Sejak patah hati, rupanya tubuhku terasa lebih lelah. Mungkin, ini dampak dari berpura-pura bahagia di depan banyak orang. Berakting bahwa semuanya baik-baik saja.
Kumatikan lampu kamar, lalu berbaring di atas ranjang. Mataku menatap ke atas, ke langit-langit kamar. Keadaan seperti ini sangat cocok untuk menikmati sebuah kemalangan. Air mataku meleleh tanpa sadar bersama hadirnya segala hal tentang dia. Tak ubahnya seperti film dokumenter yang diputar tepat di depanmu. Bedanya, film yang sedang kutonton ini sedang mencabik-cabik hati dan pikiran. Kepalaku sakit sekali rasanya. Seperti dihantam benda berukuran besar.

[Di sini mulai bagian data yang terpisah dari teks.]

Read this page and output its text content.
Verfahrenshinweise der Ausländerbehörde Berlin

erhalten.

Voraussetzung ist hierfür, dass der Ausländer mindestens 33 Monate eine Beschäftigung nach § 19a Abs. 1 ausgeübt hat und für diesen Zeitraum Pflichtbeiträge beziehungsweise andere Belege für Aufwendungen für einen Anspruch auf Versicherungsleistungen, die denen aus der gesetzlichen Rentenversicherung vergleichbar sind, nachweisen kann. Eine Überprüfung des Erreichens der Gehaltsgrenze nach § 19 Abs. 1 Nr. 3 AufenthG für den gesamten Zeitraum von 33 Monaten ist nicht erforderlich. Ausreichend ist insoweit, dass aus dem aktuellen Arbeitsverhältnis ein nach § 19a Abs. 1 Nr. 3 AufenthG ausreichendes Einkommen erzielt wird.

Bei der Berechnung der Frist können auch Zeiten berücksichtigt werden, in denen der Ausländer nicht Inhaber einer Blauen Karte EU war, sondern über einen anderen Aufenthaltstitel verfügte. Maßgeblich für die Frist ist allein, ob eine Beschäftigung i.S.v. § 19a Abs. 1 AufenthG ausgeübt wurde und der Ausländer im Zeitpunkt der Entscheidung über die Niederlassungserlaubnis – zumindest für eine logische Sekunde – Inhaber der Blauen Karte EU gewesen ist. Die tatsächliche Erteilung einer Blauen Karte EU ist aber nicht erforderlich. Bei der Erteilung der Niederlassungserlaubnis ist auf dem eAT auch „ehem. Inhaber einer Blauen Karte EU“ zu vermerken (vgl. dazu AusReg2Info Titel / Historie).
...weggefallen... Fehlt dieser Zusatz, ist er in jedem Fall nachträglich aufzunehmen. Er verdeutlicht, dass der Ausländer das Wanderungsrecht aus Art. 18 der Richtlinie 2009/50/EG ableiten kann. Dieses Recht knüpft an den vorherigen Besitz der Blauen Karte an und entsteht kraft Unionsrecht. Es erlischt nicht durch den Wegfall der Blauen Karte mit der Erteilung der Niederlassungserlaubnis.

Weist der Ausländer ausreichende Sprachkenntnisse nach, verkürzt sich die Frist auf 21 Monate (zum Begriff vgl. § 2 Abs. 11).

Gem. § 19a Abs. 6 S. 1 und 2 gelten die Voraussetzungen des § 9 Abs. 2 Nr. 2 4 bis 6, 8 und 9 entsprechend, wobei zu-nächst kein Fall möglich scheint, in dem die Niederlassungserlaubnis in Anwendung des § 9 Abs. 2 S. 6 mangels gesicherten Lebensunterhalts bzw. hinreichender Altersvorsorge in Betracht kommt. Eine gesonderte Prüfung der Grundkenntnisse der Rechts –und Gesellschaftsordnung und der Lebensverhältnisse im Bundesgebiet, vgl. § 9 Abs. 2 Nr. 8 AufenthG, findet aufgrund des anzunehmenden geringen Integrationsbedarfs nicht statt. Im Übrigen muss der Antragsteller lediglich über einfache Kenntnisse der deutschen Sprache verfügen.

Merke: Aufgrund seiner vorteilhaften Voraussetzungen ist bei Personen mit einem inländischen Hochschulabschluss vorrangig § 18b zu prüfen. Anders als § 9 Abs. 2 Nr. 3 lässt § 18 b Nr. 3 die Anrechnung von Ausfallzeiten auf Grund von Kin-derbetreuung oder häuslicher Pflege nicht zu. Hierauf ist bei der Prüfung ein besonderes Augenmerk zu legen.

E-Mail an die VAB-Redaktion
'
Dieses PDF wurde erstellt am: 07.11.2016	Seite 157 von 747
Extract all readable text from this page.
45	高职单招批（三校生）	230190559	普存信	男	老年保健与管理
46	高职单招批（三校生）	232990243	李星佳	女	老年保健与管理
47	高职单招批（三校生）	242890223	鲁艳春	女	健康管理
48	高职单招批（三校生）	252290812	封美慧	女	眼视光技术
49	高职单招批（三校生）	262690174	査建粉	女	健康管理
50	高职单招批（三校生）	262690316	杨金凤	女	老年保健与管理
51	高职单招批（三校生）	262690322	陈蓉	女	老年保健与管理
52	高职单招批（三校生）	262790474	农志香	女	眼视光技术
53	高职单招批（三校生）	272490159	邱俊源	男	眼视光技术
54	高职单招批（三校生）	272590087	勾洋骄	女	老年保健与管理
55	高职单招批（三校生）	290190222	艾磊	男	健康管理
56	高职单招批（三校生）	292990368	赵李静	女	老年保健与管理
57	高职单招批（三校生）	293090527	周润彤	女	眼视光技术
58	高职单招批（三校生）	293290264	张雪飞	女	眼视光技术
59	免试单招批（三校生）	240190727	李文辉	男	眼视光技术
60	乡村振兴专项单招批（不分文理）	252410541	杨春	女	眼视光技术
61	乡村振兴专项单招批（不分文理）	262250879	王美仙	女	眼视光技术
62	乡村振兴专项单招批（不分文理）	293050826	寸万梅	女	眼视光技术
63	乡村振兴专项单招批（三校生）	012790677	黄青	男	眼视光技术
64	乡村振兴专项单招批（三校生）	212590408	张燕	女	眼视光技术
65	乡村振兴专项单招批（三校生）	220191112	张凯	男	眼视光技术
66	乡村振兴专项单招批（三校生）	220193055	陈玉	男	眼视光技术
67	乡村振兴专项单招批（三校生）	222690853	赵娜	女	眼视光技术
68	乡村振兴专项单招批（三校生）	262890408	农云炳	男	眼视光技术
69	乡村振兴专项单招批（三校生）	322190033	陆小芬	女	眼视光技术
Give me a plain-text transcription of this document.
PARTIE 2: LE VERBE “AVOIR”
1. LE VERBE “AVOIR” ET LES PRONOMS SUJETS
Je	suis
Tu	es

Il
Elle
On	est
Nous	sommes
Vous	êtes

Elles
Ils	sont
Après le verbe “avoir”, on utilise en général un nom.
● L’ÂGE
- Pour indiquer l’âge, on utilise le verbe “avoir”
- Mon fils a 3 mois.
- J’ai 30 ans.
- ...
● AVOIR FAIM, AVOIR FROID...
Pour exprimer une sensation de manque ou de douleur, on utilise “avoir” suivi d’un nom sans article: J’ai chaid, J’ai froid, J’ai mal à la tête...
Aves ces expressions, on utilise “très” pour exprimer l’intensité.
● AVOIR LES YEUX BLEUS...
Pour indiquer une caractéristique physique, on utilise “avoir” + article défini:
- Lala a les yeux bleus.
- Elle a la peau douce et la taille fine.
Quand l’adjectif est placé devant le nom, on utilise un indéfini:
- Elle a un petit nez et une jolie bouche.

Tuhan, aku mengalami kebingungan yang cukup hebat. Aku tidak tahu untuk apa air mata ini mengalir. Apakah ini sebuah penyesalan karena tidak pernah mencoba mengungkapkan perasaanku atau karena merindukan kenangan bersamanya semata?
Aku tersedu-sedu.
Atau, apakah aku sedang menangisi kebodohanku sebab masih saja memupuk tentangnya meski perpisahan itu sudah terjadi dua tahun silam?
Aku tidak tahu.
Malam itu, untuk kesekian kalinya bantal dan selimut menjadi teman terbaikku menumpahkan kesedihan. Rela kubasahi tanpa kata "tapi".